Some white men of January’s acquaintance loved and cared for their “Rampart Street families,” their “alligator eggs,” as tenderly as they did their white wives and white children.
Some didn’t.
The difference was that for the libres, there was neither legal, nor social, recourse.
No wonder women like his mother, and Agnes Pellicot, and Bernadette Metoyer, made damn sure the money was in the bank and in their own names.
In time, Hannibal asked, “Do you think Nicholas Saverne kidnapped this girl?”
January shook his head. “He might have, but I doubt it.”
“Then where is she?”
A clamor of voices from the kitchen broke his thought.

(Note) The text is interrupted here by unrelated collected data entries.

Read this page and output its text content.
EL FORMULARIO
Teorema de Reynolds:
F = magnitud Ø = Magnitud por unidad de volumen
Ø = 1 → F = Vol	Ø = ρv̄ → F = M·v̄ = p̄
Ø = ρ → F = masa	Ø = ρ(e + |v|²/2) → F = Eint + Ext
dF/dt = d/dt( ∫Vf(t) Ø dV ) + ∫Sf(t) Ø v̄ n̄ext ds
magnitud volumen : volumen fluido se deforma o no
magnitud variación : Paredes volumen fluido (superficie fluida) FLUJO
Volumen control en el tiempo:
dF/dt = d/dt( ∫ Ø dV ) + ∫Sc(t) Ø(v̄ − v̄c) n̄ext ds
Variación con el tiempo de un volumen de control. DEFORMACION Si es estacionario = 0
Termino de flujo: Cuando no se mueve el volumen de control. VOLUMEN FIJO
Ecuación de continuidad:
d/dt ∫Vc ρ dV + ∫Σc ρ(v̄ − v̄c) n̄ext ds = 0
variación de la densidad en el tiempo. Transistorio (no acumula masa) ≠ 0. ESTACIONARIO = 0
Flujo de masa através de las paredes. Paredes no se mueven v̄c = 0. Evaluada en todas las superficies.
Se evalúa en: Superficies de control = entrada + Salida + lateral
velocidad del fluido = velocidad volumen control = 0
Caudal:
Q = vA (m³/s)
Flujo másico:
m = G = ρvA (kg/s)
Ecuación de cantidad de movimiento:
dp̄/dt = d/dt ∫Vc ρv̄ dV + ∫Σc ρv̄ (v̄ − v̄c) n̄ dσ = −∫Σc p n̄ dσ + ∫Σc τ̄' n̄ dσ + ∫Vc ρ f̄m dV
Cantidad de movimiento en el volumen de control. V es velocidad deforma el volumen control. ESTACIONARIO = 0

Uncle Bichet, who played the bull-fiddle, called out, “Gotta get back to the ballroom, boys, ‘fore old Davis has an apoplexy and fires the lot of us.”
January extended a hand down, to help Hannibal to his feet. “I think I know; by noon tomorrow I’ll be sure.”
*
Though Nicholas Saverne wasn’t at either the respectable Théâtre ball that night, or the quadroon festivities next door, Louis Rochier attended both. January observed him on those occasions when he was in the Théâtre with his wife and daughters, a square pink-faced man with an incongruous cupid-bow mouth. Most of the time, however, Rochier spent in the Salle d’Orleans with his mistress Casmalia, with his son and the other men of the New Orleans business community who likewise either had mistresses or simply liked to flirt with lively ladies.
After the whites went home – and French Creoles were notorious for the lateness of their dancing – January and the other musicians drifted down the passageway and sat in with their colleagues in the Salle’s little orchestra until nearly four, when the quadroon ladies and their patrons finally, as they said, “broke the circle” and headed home. Rochier had sent his white family home in the carriage; January saw the tension as the man spoke with Casmalia, and guessed that the banker had demanded where his daughter was, and had been fobbed off with a lie.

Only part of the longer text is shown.